Half of my face became paralysed and droopy after trip to Turkey to get veneers’

A TikTok user claims she was left with Bell’s Palsy, a medical condition that causes temporary muscle weakness on one side of the face, after flying to Turkey for the treatment

A woman has revealed half of her face became paralysed after going to Turkey to get veneers on her teeth.

TikTok user @lydiahughes22 claims she was left with Bell’s Palsy, a medical condition that causes temporary muscle weakness on one side of the face.

She shared a video on the social media app showing photos from before and after her paralysis set in.

The video, which has been seen more than 755,000 times, shows how one side of the face looks droopy after the procedure.

Many viewers were left shocked by the TikToker’s experience, and some said it made them think twice before getting similar treatments.

One said: “This will put you off getting them done in Turkey.”

“I’m so sorry you’re going through this sweet. I’m about to get mine done. Should I cancel?!

Bell’s Palsy is the most common cause of facial paralysis.

However, it is still considered rare as it affects one in 5,000 people a year.

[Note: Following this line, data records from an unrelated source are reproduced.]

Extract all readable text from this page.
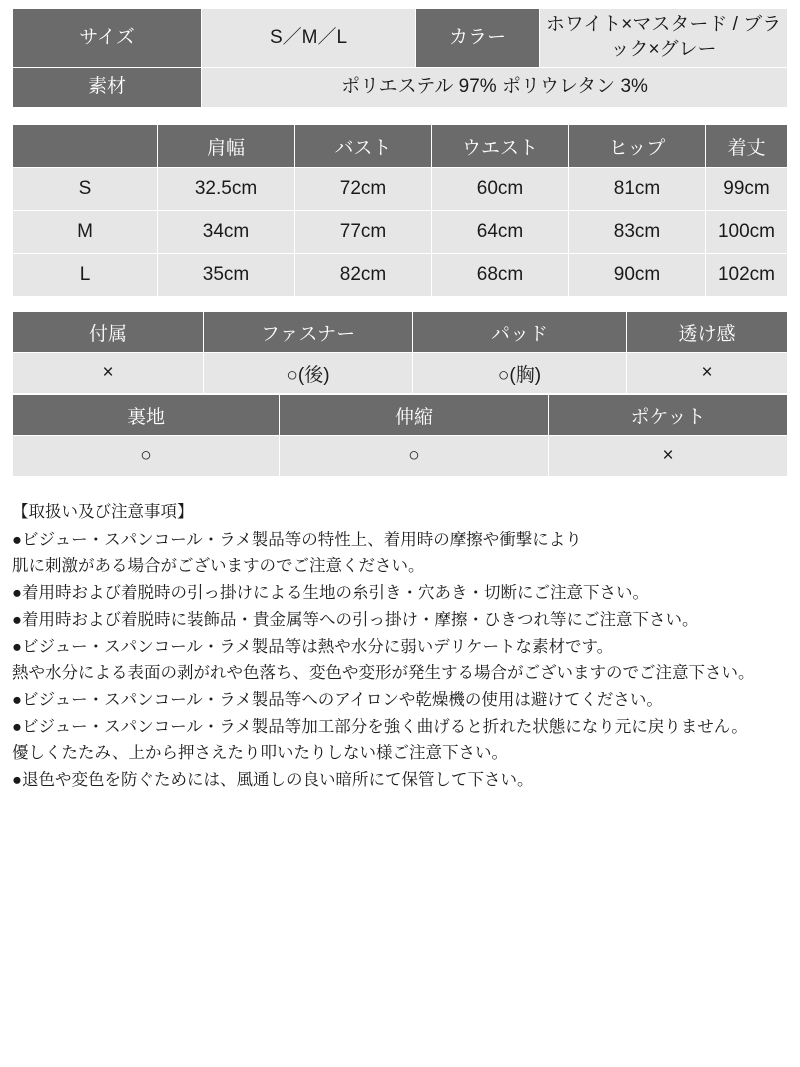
サイズ	S／M／L	カラー	ホワイト×マスタード / ブラック×グレー
素材	ポリエステル 97% ポリウレタン 3%		
	肩幅	バスト	ウエスト	ヒップ	着丈
S	32.5cm	72cm	60cm	81cm	99cm
M	34cm	77cm	64cm	83cm	100cm
L	35cm	82cm	68cm	90cm	102cm
付属	ファスナー	パッド	透け感
×	○(後)	○(胸)	×
裏地	伸縮	ポケット
○	○	×
【取扱い及び注意事項】
●ビジュー・スパンコール・ラメ製品等の特性上、着用時の摩擦や衝撃により
肌に刺激がある場合がございますのでご注意ください。
●着用時および着脱時の引っ掛けによる生地の糸引き・穴あき・切断にご注意下さい。
●着用時および着脱時に装飾品・貴金属等への引っ掛け・摩擦・ひきつれ等にご注意下さい。
●ビジュー・スパンコール・ラメ製品等は熱や水分に弱いデリケートな素材です。
熱や水分による表面の剥がれや色落ち、変色や変形が発生する場合がございますのでご注意下さい。
●ビジュー・スパンコール・ラメ製品等へのアイロンや乾燥機の使用は避けてください。
●ビジュー・スパンコール・ラメ製品等加工部分を強く曲げると折れた状態になり元に戻りません。
優しくたたみ、上から押さえたり叩いたりしない様ご注意下さい。
●退色や変色を防ぐためには、風通しの良い暗所にて保管して下さい。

It happens when the nerve that controls facial muscles becomes inflamed or compressed.

It is usually caused by an infection and cannot be prevented, according to the NHS.

It could also be linked to the herpes virus.

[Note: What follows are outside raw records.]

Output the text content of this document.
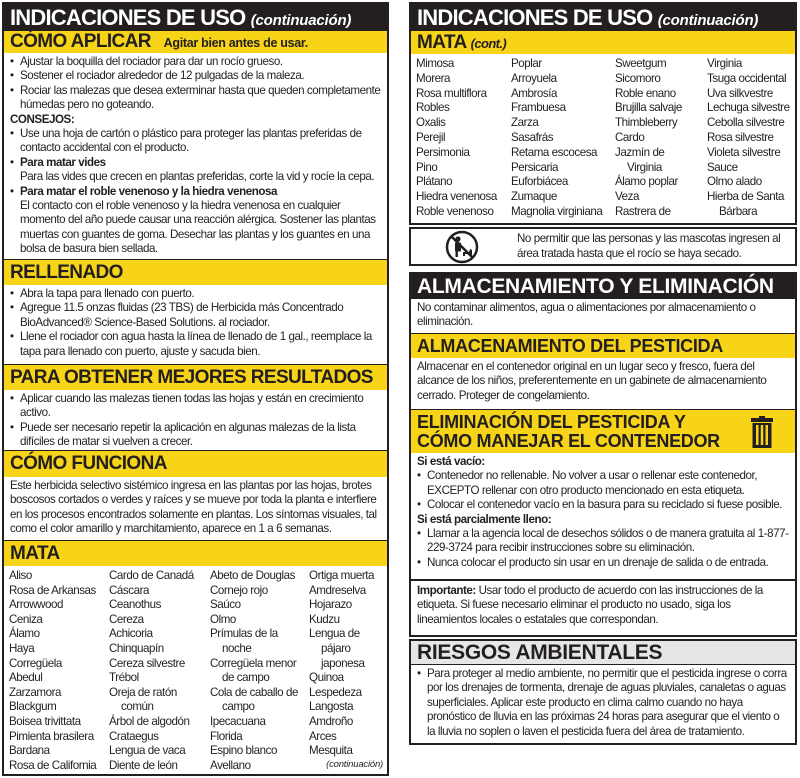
INDICACIONES DE USO (continuación)
CÓMO APLICAR Agitar bien antes de usar.
• Ajustar la boquilla del rociador para dar un rocío grueso.
• Sostener el rociador alrededor de 12 pulgadas de la maleza.
• Rociar las malezas que desea exterminar hasta que queden completamente húmedas pero no goteando.
CONSEJOS:
• Use una hoja de cartón o plástico para proteger las plantas preferidas de contacto accidental con el producto.
• Para matar vides
Para las vides que crecen en plantas preferidas, corte la vid y rocíe la cepa.
• Para matar el roble venenoso y la hiedra venenosa
El contacto con el roble venenoso y la hiedra venenosa en cualquier momento del año puede causar una reacción alérgica. Sostener las plantas muertas con guantes de goma. Desechar las plantas y los guantes en una bolsa de basura bien sellada.
RELLENADO
• Abra la tapa para llenado con puerto.
• Agregue 11.5 onzas fluidas (23 TBS) de Herbicida más Concentrado BioAdvanced® Science-Based Solutions. al rociador.
• Llene el rociador con agua hasta la línea de llenado de 1 gal., reemplace la tapa para llenado con puerto, ajuste y sacuda bien.
PARA OBTENER MEJORES RESULTADOS
• Aplicar cuando las malezas tienen todas las hojas y están en crecimiento activo.
• Puede ser necesario repetir la aplicación en algunas malezas de la lista difíciles de matar si vuelven a crecer.
CÓMO FUNCIONA
Este herbicida selectivo sistémico ingresa en las plantas por las hojas, brotes boscosos cortados o verdes y raíces y se mueve por toda la planta e interfiere en los procesos encontrados solamente en plantas. Los síntomas visuales, tal como el color amarillo y marchitamiento, aparece en 1 a 6 semanas.
MATA
(continuación)
Aliso
Rosa de Arkansas
Arrowwood
Ceniza
Álamo
Haya
Corregüela
Abedul
Zarzamora
Blackgum
Boisea trivittata
Pimienta brasilera
Bardana
Rosa de California
Cardo de Canadá
Cáscara
Ceanothus
Cereza
Achicoria
Chinquapín
Cereza silvestre
Trébol
Oreja de ratón
común
Árbol de algodón
Crataegus
Lengua de vaca
Diente de león
Abeto de Douglas
Cornejo rojo
Saúco
Olmo
Prímulas de la
noche
Corregüela menor
de campo
Cola de caballo de
campo
Ipecacuana
Florida
Espino blanco
Avellano
Ortiga muerta
Amdreselva
Hojarazo
Kudzu
Lengua de
pájaro
japonesa
Quinoa
Lespedeza
Langosta
Amdroño
Arces
Mesquita
INDICACIONES DE USO (continuación)
MATA (cont.)
Mimosa
Morera
Rosa multiflora
Robles
Oxalis
Perejil
Persimonia
Pino
Plátano
Hiedra venenosa
Roble venenoso
Poplar
Arroyuela
Ambrosía
Frambuesa
Zarza
Sasafrás
Retama escocesa
Persicaria
Euforbiácea
Zumaque
Magnolia virginiana
Sweetgum
Sicomoro
Roble enano
Brujilla salvaje
Thimbleberry
Cardo
Jazmín de
Virginia
Álamo poplar
Veza
Rastrera de
Virginia
Tsuga occidental
Uva silkvestre
Lechuga silvestre
Cebolla silvestre
Rosa silvestre
Violeta silvestre
Sauce
Olmo alado
Hierba de Santa
Bárbara
No permitir que las personas y las mascotas ingresen al área tratada hasta que el rocío se haya secado.
ALMACENAMIENTO Y ELIMINACIÓN
No contaminar alimentos, agua o alimentaciones por almacenamiento o eliminación.
ALMACENAMIENTO DEL PESTICIDA
Almacenar en el contenedor original en un lugar seco y fresco, fuera del alcance de los niños, preferentemente en un gabinete de almacenamiento cerrado. Proteger de congelamiento.
ELIMINACIÓN DEL PESTICIDA Y CÓMO MANEJAR EL CONTENEDOR
Si está vacío:
• Contenedor no rellenable. No volver a usar o rellenar este contenedor, EXCEPTO rellenar con otro producto mencionado en esta etiqueta.
• Colocar el contenedor vacío en la basura para su reciclado si fuese posible.
Si está parcialmente lleno:
• Llamar a la agencia local de desechos sólidos o de manera gratuita al 1-877-229-3724 para recibir instrucciones sobre su eliminación.
• Nunca colocar el producto sin usar en un drenaje de salida o de entrada.
Importante: Usar todo el producto de acuerdo con las instrucciones de la etiqueta. Si fuese necesario eliminar el producto no usado, siga los lineamientos locales o estatales que correspondan.
RIESGOS AMBIENTALES
• Para proteger al medio ambiente, no permitir que el pesticida ingrese o corra por los drenajes de tormenta, drenaje de aguas pluviales, canaletas o aguas superficiales. Aplicar este producto en clima calmo cuando no haya pronóstico de lluvia en las próximas 24 horas para asegurar que el viento o la lluvia no soplen o laven el pesticida fuera del área de tratamiento.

The NHS website explains you usually get Bell’s Palsy once, but it can come back.

Most people make a full recovery after nine months, but signs of improvement can appear after three weeks.

Bell’s Palsy is treated with a 10-day course of steroid medicine, eye drops and eye ointment to stop the affected eye drying out and surgical tape to keep the eye closed at bedtime, according to the NHS website.

In rare cases, the facial weakness is permanent.

The NHS advises that if you experience facial weakness or paralysis it can indicate a more serious condition, such as a stroke – so call 999 or visit your nearest A&E department immediately.